What People Are Saying

Nina L. Etkin PhD
Nina L. Etkin, PhD, Professor, Department of Anthropology, University of Hawaii
THIS IMPORTANT VOLUME showcases the convergence of medicinal and culinary practices. Scholars as well as popular consumers of food knowledge will be nourished by the insights they gain from this book. Its publication coincides with a growing interest in the West regarding the healthful qualities of foods, among both the scientific and lay communities. The research findings of the contributors represent various disciplinary perspectives and illustrate the rich diversity of cultural constructions and social negotiations of foods and medicines in traditional populations from all continents. Several contributors cast their work in the frame of ethnopharmacology by linking medical ethnography to the biology of therapeutic action. Others emphasize the importance of wild food sin traditional pharmacopoeias and diets, and link the erosion of that knowledge to problems of diminished biodiversity in the modern era. A minor but important theme illustrates the gendered nature of botanical knowledge as reflected in asymmetrical use patterns of certain plants.
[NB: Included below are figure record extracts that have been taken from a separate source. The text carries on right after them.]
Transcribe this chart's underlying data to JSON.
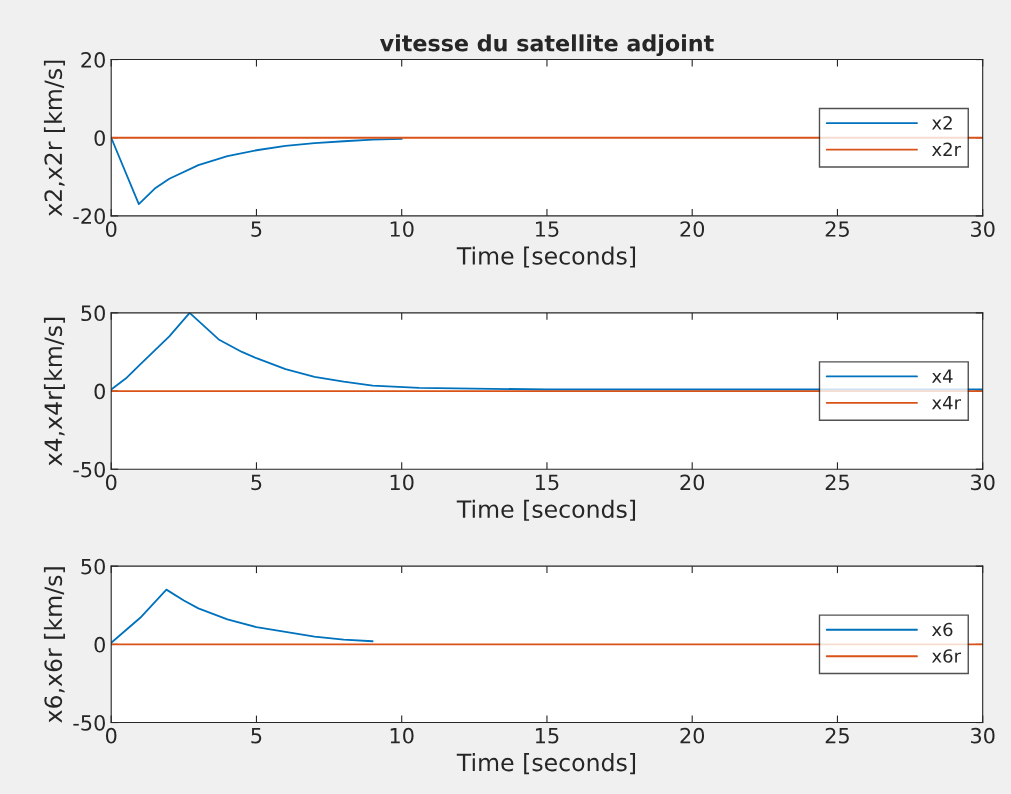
{
  "chart_data": [
    {
      "type": "line",
      "title": "vitesse du satellite adjoint",
      "xlabel": "Time [seconds]",
      "ylabel": "x2,x2r [km/s]",
      "xlim": [
        0,
        30
      ],
      "xticks": [
        0,
        5,
        10,
        15,
        20,
        25,
        30
      ],
      "ylim": [
        -20,
        20
      ],
      "yticks": [
        -20,
        0,
        20
      ],
      "legend": "right",
      "grid": false,
      "series": [
        {
          "name": "x2",
          "color": "#0072bd",
          "x": [
            0,
            0.95,
            1.5,
            2,
            3,
            4,
            5,
            6,
            7,
            8,
            9,
            10
          ],
          "values": [
            0,
            -17,
            -13,
            -10.5,
            -7,
            -4.7,
            -3.2,
            -2.1,
            -1.4,
            -0.9,
            -0.5,
            -0.3
          ]
        },
        {
          "name": "x2r",
          "color": "#d95319",
          "x": [
            0,
            30
          ],
          "values": [
            0,
            0
          ]
        }
      ]
    },
    {
      "type": "line",
      "xlabel": "Time [seconds]",
      "ylabel": "x4,x4r[km/s]",
      "xlim": [
        0,
        30
      ],
      "xticks": [
        0,
        5,
        10,
        15,
        20,
        25,
        30
      ],
      "ylim": [
        -50,
        50
      ],
      "yticks": [
        -50,
        0,
        50
      ],
      "legend": "right",
      "grid": false,
      "series": [
        {
          "name": "x4",
          "color": "#0072bd",
          "x": [
            0,
            0.5,
            1,
            2,
            2.7,
            3.7,
            4.5,
            5,
            6,
            7,
            8,
            9,
            10.6,
            15,
            30
          ],
          "values": [
            1,
            8,
            17,
            35,
            50,
            33,
            25,
            21,
            14,
            9,
            6,
            3.5,
            2,
            1,
            1
          ]
        },
        {
          "name": "x4r",
          "color": "#d95319",
          "x": [
            0,
            30
          ],
          "values": [
            0,
            0
          ]
        }
      ]
    },
    {
      "type": "line",
      "xlabel": "Time [seconds]",
      "ylabel": "x6,x6r [km/s]",
      "xlim": [
        0,
        30
      ],
      "xticks": [
        0,
        5,
        10,
        15,
        20,
        25,
        30
      ],
      "ylim": [
        -50,
        50
      ],
      "yticks": [
        -50,
        0,
        50
      ],
      "legend": "right",
      "grid": false,
      "series": [
        {
          "name": "x6",
          "color": "#0072bd",
          "x": [
            0,
            0.5,
            1,
            1.9,
            2.5,
            3,
            4,
            5,
            6,
            7,
            8,
            9
          ],
          "values": [
            1,
            9,
            17,
            35,
            28,
            23,
            16,
            11,
            8,
            5,
            3,
            2
          ]
        },
        {
          "name": "x6r",
          "color": "#d95319",
          "x": [
            0,
            30
          ],
          "values": [
            0,
            0
          ]
        }
      ]
    }
  ]
}
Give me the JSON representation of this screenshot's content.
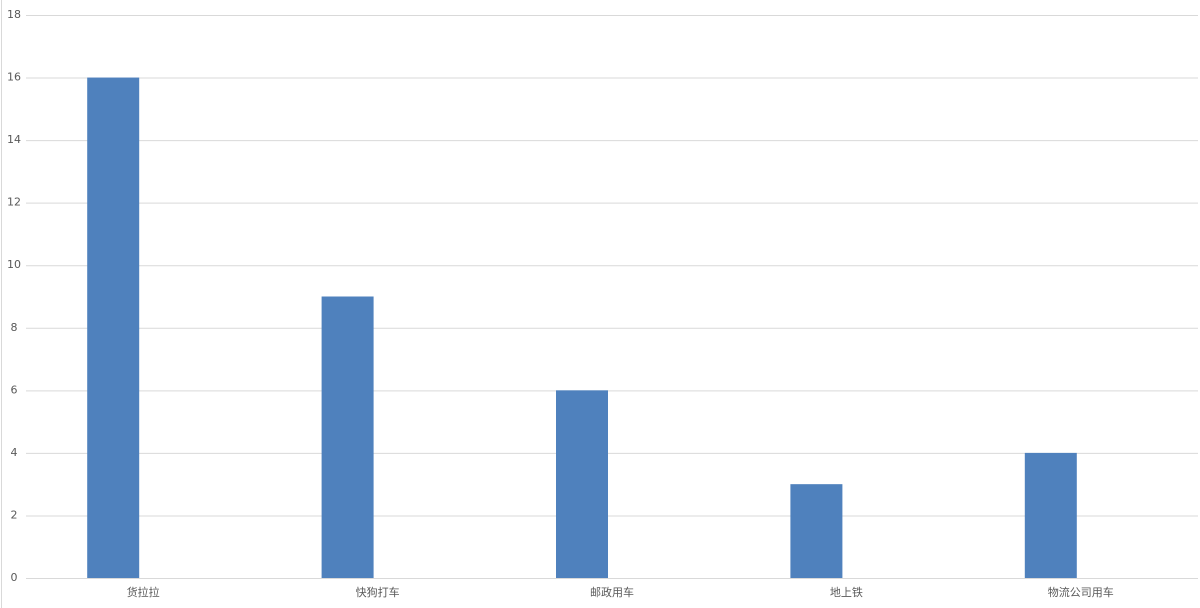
{
  "chart_data": {
    "type": "bar",
    "categories": [
      "货拉拉",
      "快狗打车",
      "邮政用车",
      "地上铁",
      "物流公司用车"
    ],
    "values": [
      16,
      9,
      6,
      3,
      4
    ],
    "color": "#4f81bd",
    "ylim": [
      0,
      18
    ],
    "yticks": [
      0,
      2,
      4,
      6,
      8,
      10,
      12,
      14,
      16,
      18
    ],
    "grid": true
  }
}
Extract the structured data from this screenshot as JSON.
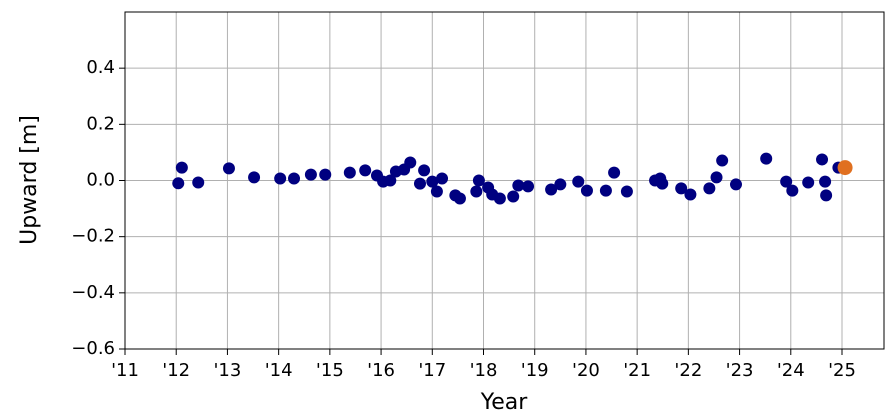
{
  "chart_data": {
    "type": "scatter",
    "xlabel": "Year",
    "ylabel": "Upward [m]",
    "xlim": [
      2011,
      2025.82
    ],
    "ylim": [
      -0.6,
      0.6
    ],
    "xticks": [
      {
        "value": 2011,
        "label": "'11"
      },
      {
        "value": 2012,
        "label": "'12"
      },
      {
        "value": 2013,
        "label": "'13"
      },
      {
        "value": 2014,
        "label": "'14"
      },
      {
        "value": 2015,
        "label": "'15"
      },
      {
        "value": 2016,
        "label": "'16"
      },
      {
        "value": 2017,
        "label": "'17"
      },
      {
        "value": 2018,
        "label": "'18"
      },
      {
        "value": 2019,
        "label": "'19"
      },
      {
        "value": 2020,
        "label": "'20"
      },
      {
        "value": 2021,
        "label": "'21"
      },
      {
        "value": 2022,
        "label": "'22"
      },
      {
        "value": 2023,
        "label": "'23"
      },
      {
        "value": 2024,
        "label": "'24"
      },
      {
        "value": 2025,
        "label": "'25"
      }
    ],
    "yticks": [
      {
        "value": -0.6,
        "label": "−0.6"
      },
      {
        "value": -0.4,
        "label": "−0.4"
      },
      {
        "value": -0.2,
        "label": "−0.2"
      },
      {
        "value": 0,
        "label": "0.0"
      },
      0.2,
      0.4
    ],
    "grid": true,
    "series": [
      {
        "color": "#000080",
        "size": 6,
        "x": [
          2012.04,
          2012.11,
          2012.43,
          2013.03,
          2013.52,
          2014.03,
          2014.3,
          2014.63,
          2014.91,
          2015.39,
          2015.69,
          2015.92,
          2016.04,
          2016.18,
          2016.29,
          2016.45,
          2016.57,
          2016.76,
          2016.84,
          2017.0,
          2017.09,
          2017.19,
          2017.45,
          2017.54,
          2017.86,
          2017.91,
          2018.09,
          2018.17,
          2018.32,
          2018.58,
          2018.68,
          2018.87,
          2019.32,
          2019.5,
          2019.85,
          2020.02,
          2020.39,
          2020.55,
          2020.8,
          2021.35,
          2021.45,
          2021.49,
          2021.86,
          2022.04,
          2022.41,
          2022.55,
          2022.66,
          2022.93,
          2023.52,
          2023.91,
          2024.03,
          2024.34,
          2024.61,
          2024.67,
          2024.69,
          2024.93
        ],
        "values": [
          -0.01,
          0.046,
          -0.007,
          0.043,
          0.011,
          0.007,
          0.007,
          0.021,
          0.021,
          0.028,
          0.036,
          0.018,
          -0.004,
          0.0,
          0.032,
          0.039,
          0.064,
          -0.011,
          0.036,
          -0.004,
          -0.039,
          0.007,
          -0.053,
          -0.064,
          -0.039,
          0.0,
          -0.025,
          -0.05,
          -0.064,
          -0.057,
          -0.018,
          -0.021,
          -0.032,
          -0.014,
          -0.004,
          -0.036,
          -0.036,
          0.028,
          -0.039,
          0.0,
          0.007,
          -0.011,
          -0.028,
          -0.05,
          -0.028,
          0.011,
          0.071,
          -0.014,
          0.078,
          -0.004,
          -0.036,
          -0.007,
          0.075,
          -0.004,
          -0.053,
          0.046
        ]
      },
      {
        "color": "#e07020",
        "size": 7.5,
        "x": [
          2025.06
        ],
        "values": [
          0.046
        ]
      }
    ]
  }
}
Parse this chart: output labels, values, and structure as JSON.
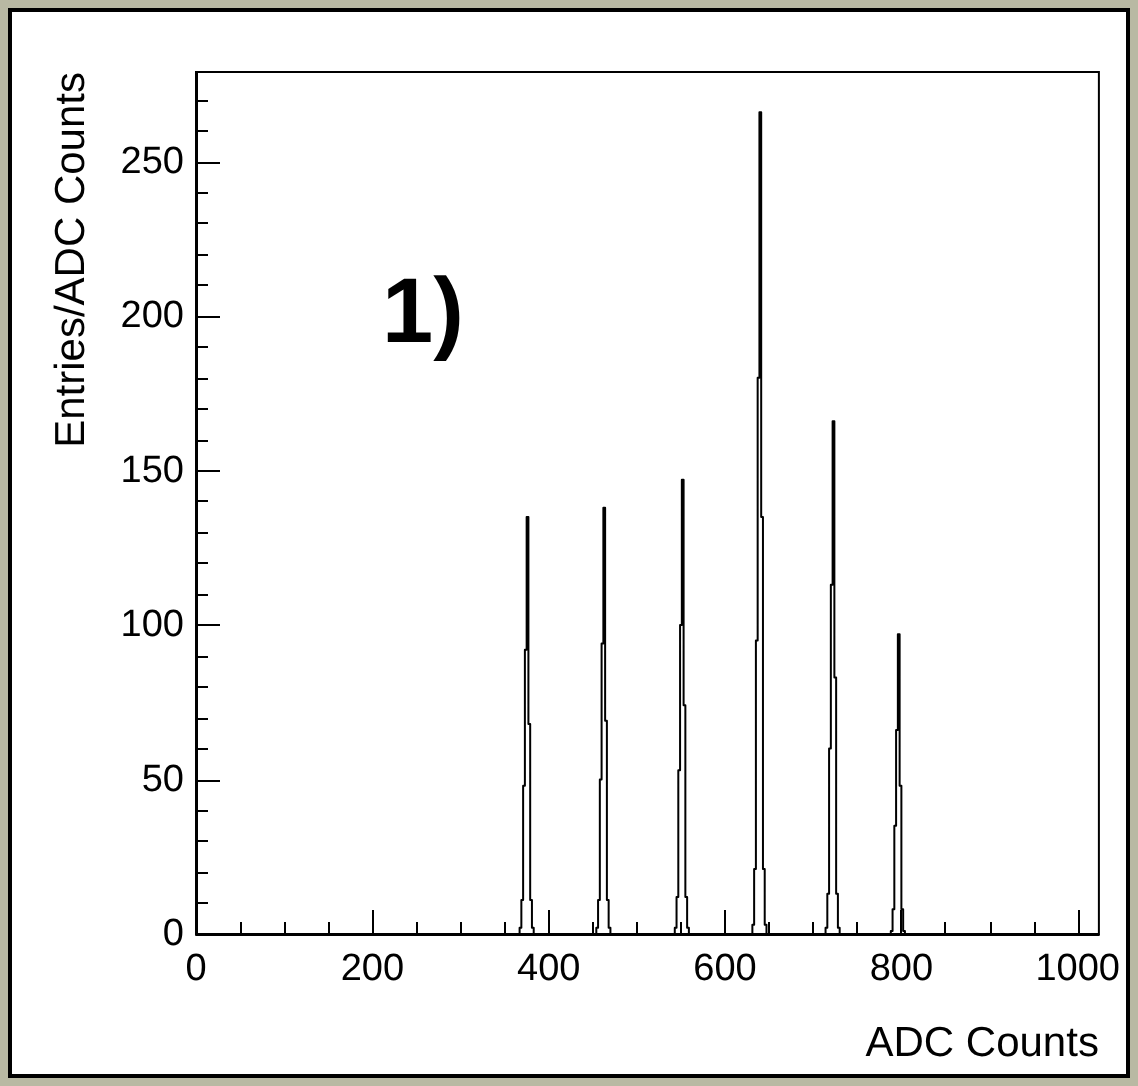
{
  "chart_data": {
    "type": "histogram",
    "xlabel": "ADC Counts",
    "ylabel": "Entries/ADC Counts",
    "annotations": [
      "1)"
    ],
    "color": "#000000",
    "bins": [
      0,
      367,
      369,
      371,
      373,
      375,
      377,
      379,
      381,
      383,
      454,
      456,
      458,
      460,
      462,
      464,
      466,
      468,
      470,
      543,
      545,
      547,
      549,
      551,
      553,
      555,
      557,
      559,
      631,
      633,
      635,
      637,
      639,
      641,
      643,
      645,
      647,
      714,
      716,
      718,
      720,
      722,
      724,
      726,
      728,
      730,
      788,
      790,
      792,
      794,
      796,
      798,
      800,
      802,
      804,
      1024
    ],
    "values": [
      0,
      2,
      11,
      48,
      92,
      135,
      68,
      11,
      2,
      0,
      2,
      11,
      50,
      94,
      138,
      69,
      11,
      2,
      0,
      2,
      12,
      53,
      100,
      147,
      74,
      12,
      2,
      0,
      3,
      21,
      95,
      180,
      266,
      135,
      21,
      3,
      0,
      2,
      13,
      60,
      113,
      166,
      83,
      13,
      2,
      0,
      1,
      8,
      35,
      66,
      97,
      48,
      8,
      1,
      0
    ],
    "xlim": [
      0,
      1024
    ],
    "xticks": [
      0,
      200,
      400,
      600,
      800,
      1000
    ],
    "ylim": [
      0,
      279
    ],
    "yticks": [
      0,
      50,
      100,
      150,
      200,
      250
    ],
    "grid": false
  }
}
Issues of globalization are apparent as well in discussions of sourcing for the contemporary, primarily Western, nutraceutical and herbal products industry.


Timothy Johns PhD
Timothy Johns, PhD, Professor of Human Nutrition, McGill University
In drawing on current research and methodologies at the interface between the biological and social sciences, THE AUTHORS OFFER EXCITING NEW INSIGHTS into an under-explored theme in the ethnobotanical literature, and provide a timely focus of theoretical and practical importance linking human health the conservation and use of biodiversity. The fact that traditional systems, once lost, are hard to recreate underlines the imperative for the kind of documentation, compilation, and dissemination of eroding knowledge of biocultural diversity represented by this book.